There are some basic steps that you can take to assist a friend,
family member, colleague,
neighbour or anyone you know who confides in you that they are experiencing
domestic
abuse.
- Approach
her in an understanding, non-blaming way. Explain to her that she
is not alone. Acknowledge that it takes strength
to trust someone enough to talk to them about experiencing abuse.
- Acknowledge that she is in a scary, difficult situation. Tell
her that
no-one deserves to be threatened or beaten, despite
what her abuser has told her. Nothing she can do or say can justify
the abuser’s behaviour.
- Allow her to make her own decisions, even if it means she
isn’t
ready to leave the relationship. This is her decision.
- Ask if she has suffered physical harm. Offer to go with her
to the hospital if she needs to go. Help her to report the
assault to the
police if she chooses to do so.
- Plan safe strategies for leaving an abusive relationship.
Let
her create the boundaries of what is safe and what is not safe;
don’t
encourage her to follow any strategies that she is expressing
doubt about.
- Ensure that you do not put yourself into a dangerous situation;
for example, do not offer to talk to the abuser about your
friend or
let yourself be seen by the abuser as a threat to their relationship.
Women’s Aid National Domestic Violence Helpline - 0345 023
468 Nationwide, 10am–5pm Mon–Fri, also weekends. Advice
and telephone support provided by highly trained staff and volunteers.

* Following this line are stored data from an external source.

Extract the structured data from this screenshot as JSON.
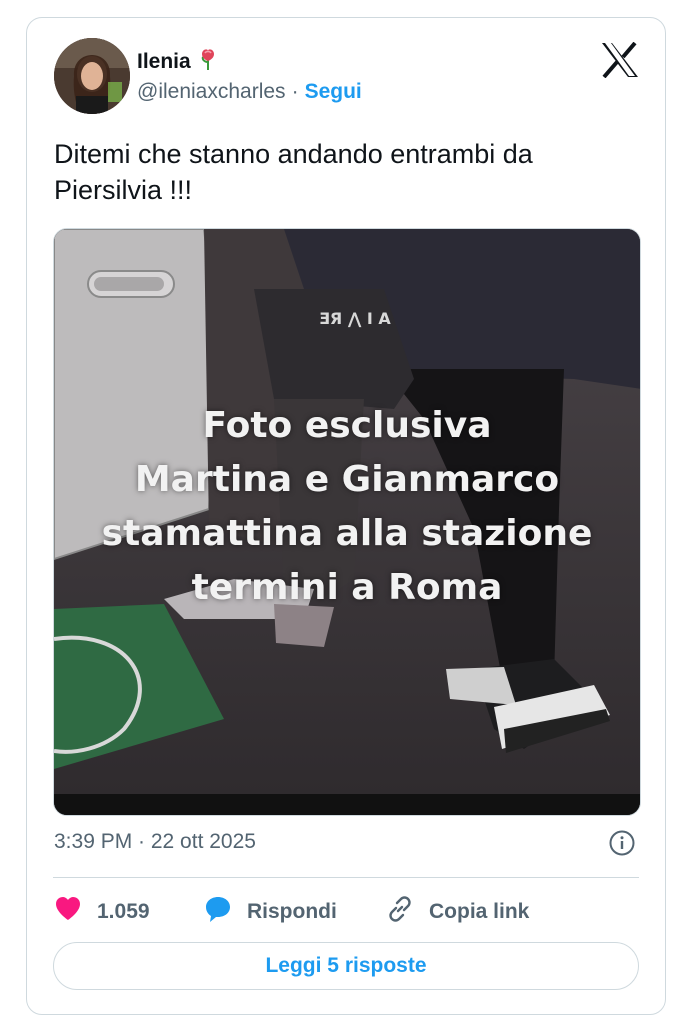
{
  "author": {
    "name": "Ilenia",
    "name_emoji_icon": "rose-icon",
    "handle": "@ileniaxcharles",
    "separator": "·",
    "follow_label": "Segui"
  },
  "brand": {
    "logo_icon": "x-logo-icon"
  },
  "tweet": {
    "text": "Ditemi che stanno andando entrambi da Piersilvia !!!",
    "media_caption_lines": [
      "Foto esclusiva",
      "Martina e Gianmarco",
      "stamattina alla stazione",
      "termini a Roma"
    ],
    "timestamp": "3:39 PM · 22 ott 2025"
  },
  "actions": {
    "like_count": "1.059",
    "reply_label": "Rispondi",
    "copy_link_label": "Copia link"
  },
  "footer": {
    "read_replies_label": "Leggi 5 risposte"
  },
  "colors": {
    "accent": "#1d9bf0",
    "like": "#f91880",
    "muted": "#536471",
    "border": "#cfd9de"
  }
}
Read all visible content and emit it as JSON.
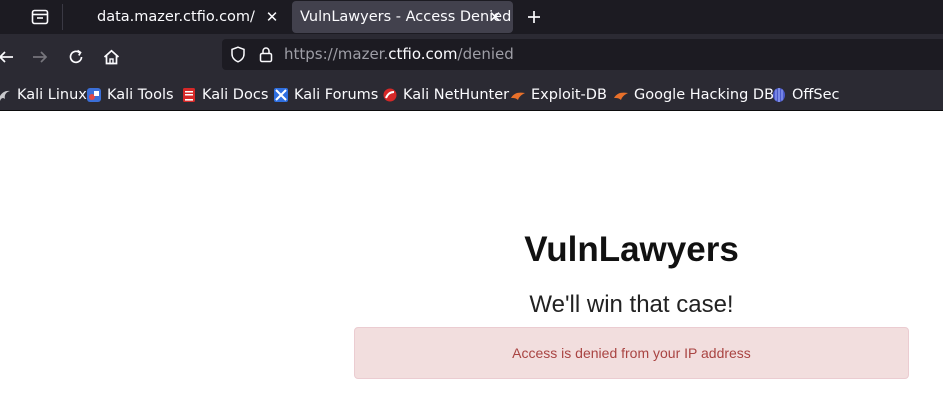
{
  "browser": {
    "tabs": [
      {
        "title": "data.mazer.ctfio.com/",
        "active": false
      },
      {
        "title": "VulnLawyers - Access Denied",
        "active": true
      }
    ],
    "url": {
      "scheme": "https://",
      "subdomain": "mazer.",
      "host": "ctfio.com",
      "path": "/denied"
    },
    "bookmarks": [
      {
        "label": "Kali Linux",
        "icon": "kali-dragon-icon"
      },
      {
        "label": "Kali Tools",
        "icon": "kali-tools-icon"
      },
      {
        "label": "Kali Docs",
        "icon": "kali-docs-icon"
      },
      {
        "label": "Kali Forums",
        "icon": "kali-forums-icon"
      },
      {
        "label": "Kali NetHunter",
        "icon": "kali-nethunter-icon"
      },
      {
        "label": "Exploit-DB",
        "icon": "exploit-db-icon"
      },
      {
        "label": "Google Hacking DB",
        "icon": "ghdb-icon"
      },
      {
        "label": "OffSec",
        "icon": "offsec-icon"
      }
    ]
  },
  "page": {
    "title": "VulnLawyers",
    "tagline": "We'll win that case!",
    "alert": "Access is denied from your IP address"
  },
  "colors": {
    "tabbar_bg": "#1c1b22",
    "toolbar_bg": "#2b2a33",
    "active_tab_bg": "#42414d",
    "alert_bg": "#f2dede",
    "alert_border": "#ebccd1",
    "alert_text": "#a94442"
  }
}
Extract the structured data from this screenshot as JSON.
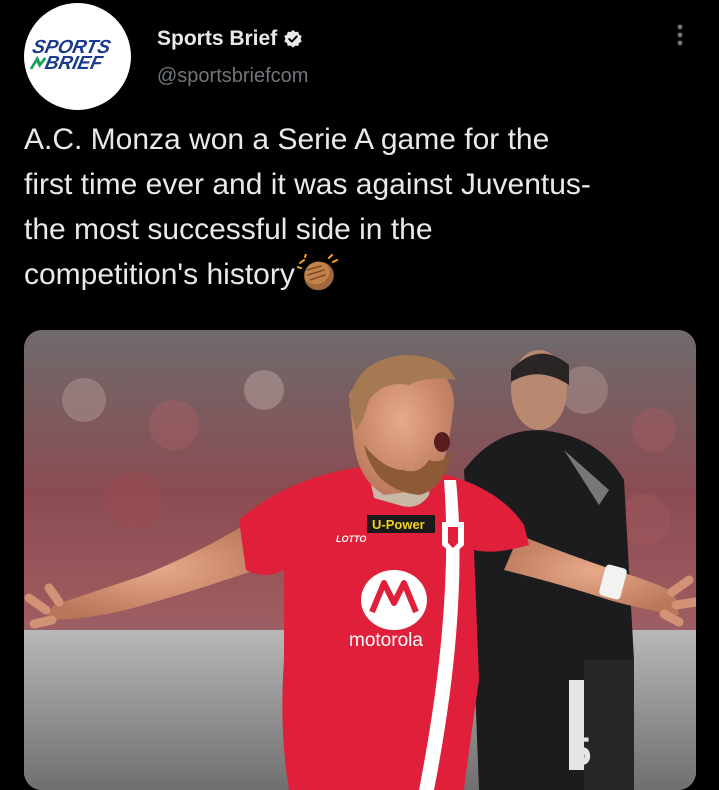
{
  "author": {
    "display_name": "Sports Brief",
    "handle": "@sportsbriefcom",
    "avatar_text_line1": "SPORTS",
    "avatar_text_line2": "BRIEF",
    "verified": true
  },
  "tweet": {
    "text": "A.C. Monza won a Serie A game for the\nfirst time ever and it was against Juventus-\nthe most successful side in the\ncompetition's history",
    "emoji": "clapping-hands-medium-dark-skin"
  },
  "media": {
    "shirt_sponsor": "motorola",
    "shirt_brand": "LOTTO",
    "sleeve_sponsor": "U-Power",
    "opponent_number": "5"
  },
  "colors": {
    "background": "#000000",
    "text": "#e7e9ea",
    "secondary_text": "#71767b",
    "brand_blue": "#1a3a8f",
    "brand_green": "#19a35f",
    "monza_red": "#e0203a"
  }
}
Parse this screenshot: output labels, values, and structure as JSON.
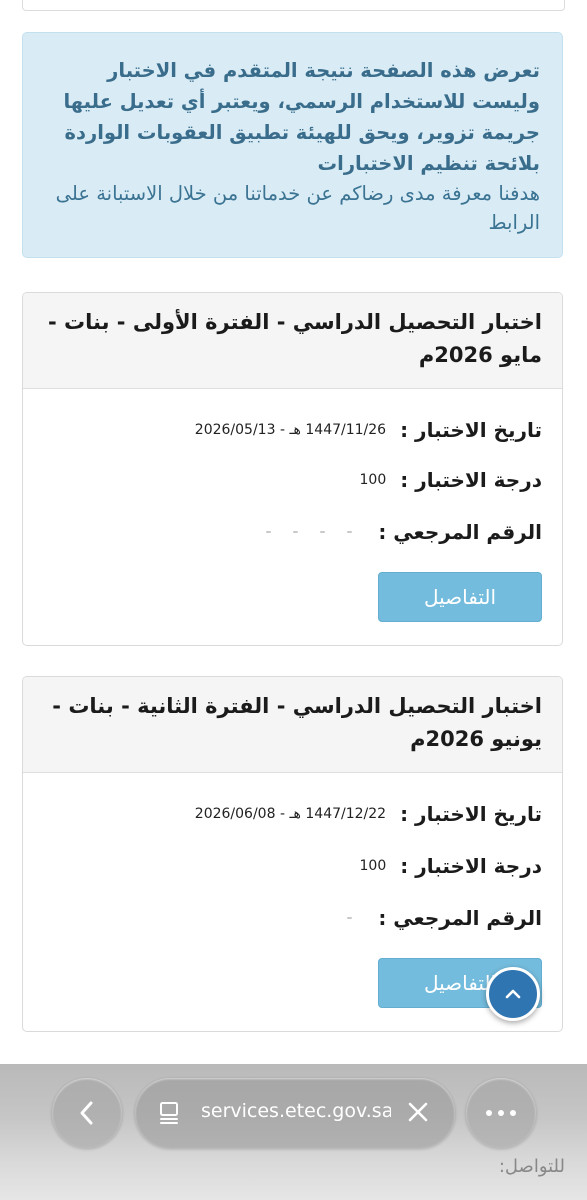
{
  "notice": {
    "bold_text": "تعرض هذه الصفحة نتيجة المتقدم في الاختبار وليست للاستخدام الرسمي، ويعتبر أي تعديل عليها جريمة تزوير، ويحق للهيئة تطبيق العقوبات الواردة بلائحة تنظيم الاختبارات",
    "normal_text": "هدفنا معرفة مدى رضاكم عن خدماتنا من خلال الاستبانة على الرابط"
  },
  "results": [
    {
      "title": "اختبار التحصيل الدراسي - الفترة الأولى - بنات - مايو 2026م",
      "date_label": "تاريخ الاختبار :",
      "date_value": "1447/11/26 هـ - 2026/05/13",
      "score_label": "درجة الاختبار :",
      "score_value": "100",
      "ref_label": "الرقم المرجعي :",
      "details_label": "التفاصيل"
    },
    {
      "title": "اختبار التحصيل الدراسي - الفترة الثانية - بنات - يونيو 2026م",
      "date_label": "تاريخ الاختبار :",
      "date_value": "1447/12/22 هـ - 2026/06/08",
      "score_label": "درجة الاختبار :",
      "score_value": "100",
      "ref_label": "الرقم المرجعي :",
      "details_label": "التفاصيل"
    }
  ],
  "footer": {
    "contact_label": "للتواصل:"
  },
  "browser": {
    "url": "services.etec.gov.sa"
  },
  "colors": {
    "notice_bg": "#d9ecf5",
    "notice_text": "#3a6d8c",
    "button": "#74bcdd",
    "scroll_top": "#2f75b1"
  },
  "icons": {
    "scroll_top": "chevron-up-icon",
    "back": "chevron-left-icon",
    "tabs": "tabs-icon",
    "close": "close-icon",
    "more": "more-horizontal-icon"
  }
}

Men's Advice Line and Enquiries - 020 8 644 9914 Information, support
and advice to men experiencing domestic violence. Open from 9am to
10pm, Monday and Wednesday (answerphone at other times).
National Domestic Violence Helpline – 0845
702 3468
Refuge’s 24-hour National Crisis Line - 0990 995 443 National
crisis line, 24 hours a day, 365 days a year which provides advice
and support to those experiencing domestic violence and refers women
and children on to the 250 refuges nationwide.
Samaritans - 08457 909090
Shelterline - 0808 800 4444 Emergency access to refuge services.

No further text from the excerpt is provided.